Thursday, August 20, 2015

Northern Lights


Executive summary by darmansjah

The aurora borealis forms a 2,000 mile wide (3,219 km) oval over the North Pole.

ARTIC CIRCLE The northern lights, or aurora borealis, forms in the rolling interior of the sun. the atoms that make up solar gases are transformed into a thin stream of electrically charged particles-protons and electrons. This stream, the solar wind, is both matter ad energy. It continuously erupts from the sun. most of the solar wind sideswipes the Earth’s magnetic shield, but some spirals down toward the planet’s north and south magnetic poles, where it churns the oxygen and nitrogen in the atmosphere. Shades of green, red, bright pink, blue, or violet appear depending on how far from Earth the electrons and nitrogen molecules interact.

An Audience of One

Residents of Alaska, such as this woman in Anchorage, know that the best time to view the northern lights is during long midwinter nights, when the sun is at “solar maximum”-the period of greatest activity in the solar cycle.

Dancing Lights

Auroral displays swirl in the skies above Alaska’s Portage Lake and Bleik, Norway. Greenish-white is the most typical auroral color.

Celestial Fireworks

Colliding with atmospheric gases, charged solar particles create an infinite variety of auroral displays. Variations in altitude, type of gas, intensity of solar wind, and position of the observer affect the appearance of an aurora.

Explained by science

The Earth’s magnetic field forms a protective envelope called the magnetosphere.
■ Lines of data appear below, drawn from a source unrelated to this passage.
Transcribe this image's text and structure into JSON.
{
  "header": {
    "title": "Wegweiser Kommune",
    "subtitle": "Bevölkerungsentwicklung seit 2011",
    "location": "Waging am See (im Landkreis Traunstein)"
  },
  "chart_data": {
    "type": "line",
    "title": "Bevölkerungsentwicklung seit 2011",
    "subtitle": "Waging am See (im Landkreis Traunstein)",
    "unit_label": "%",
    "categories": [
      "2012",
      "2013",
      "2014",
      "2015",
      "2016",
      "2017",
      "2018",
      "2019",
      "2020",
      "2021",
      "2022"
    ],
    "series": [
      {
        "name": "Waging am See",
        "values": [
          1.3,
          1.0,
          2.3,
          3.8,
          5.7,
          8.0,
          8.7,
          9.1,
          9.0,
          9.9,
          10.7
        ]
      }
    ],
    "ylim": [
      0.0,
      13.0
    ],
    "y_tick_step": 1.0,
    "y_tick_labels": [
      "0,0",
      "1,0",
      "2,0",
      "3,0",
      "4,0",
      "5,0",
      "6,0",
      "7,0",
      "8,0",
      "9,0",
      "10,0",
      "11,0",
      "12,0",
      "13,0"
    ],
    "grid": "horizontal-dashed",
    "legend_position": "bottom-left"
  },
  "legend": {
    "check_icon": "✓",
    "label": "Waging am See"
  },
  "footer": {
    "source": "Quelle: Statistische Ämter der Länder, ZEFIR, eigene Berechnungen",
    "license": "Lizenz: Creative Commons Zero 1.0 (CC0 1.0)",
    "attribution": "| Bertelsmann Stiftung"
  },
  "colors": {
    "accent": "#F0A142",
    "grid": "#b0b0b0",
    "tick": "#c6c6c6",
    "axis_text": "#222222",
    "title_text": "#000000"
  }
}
Arriving with great force, the solar wind compresses the front end of the magnetosphere and elongates the back end into a tail. At the point of impact, if properly aligned, the solar wind’s magnetic field links up from Earth. This connection produces the auroras seen on dark winter days in the extreme north and south latitudes. As it blows by the Earth, the solar wind peels back the planet’s field lines now linked to it. When those lines reach the tail of the magnetosphere, they break away from the solar wind and reconnect. Scientists still do not fully understand how, but this process of reconnection transforms magnetic energy into kinetic energy, which then propels electrons and positive ions into Earth’s atmosphere along the newly reconnected field line. These speeding particles, especially the electrons, create the nighttime auroras. Crashing into the atmosphere, electrons hit the atoms and molecules of gases such as oxygen and nitrogen. In each collision, the atom or molecule absorbs energy from the electron, then releases the light. Color depends on which gas is hit and at what altitude.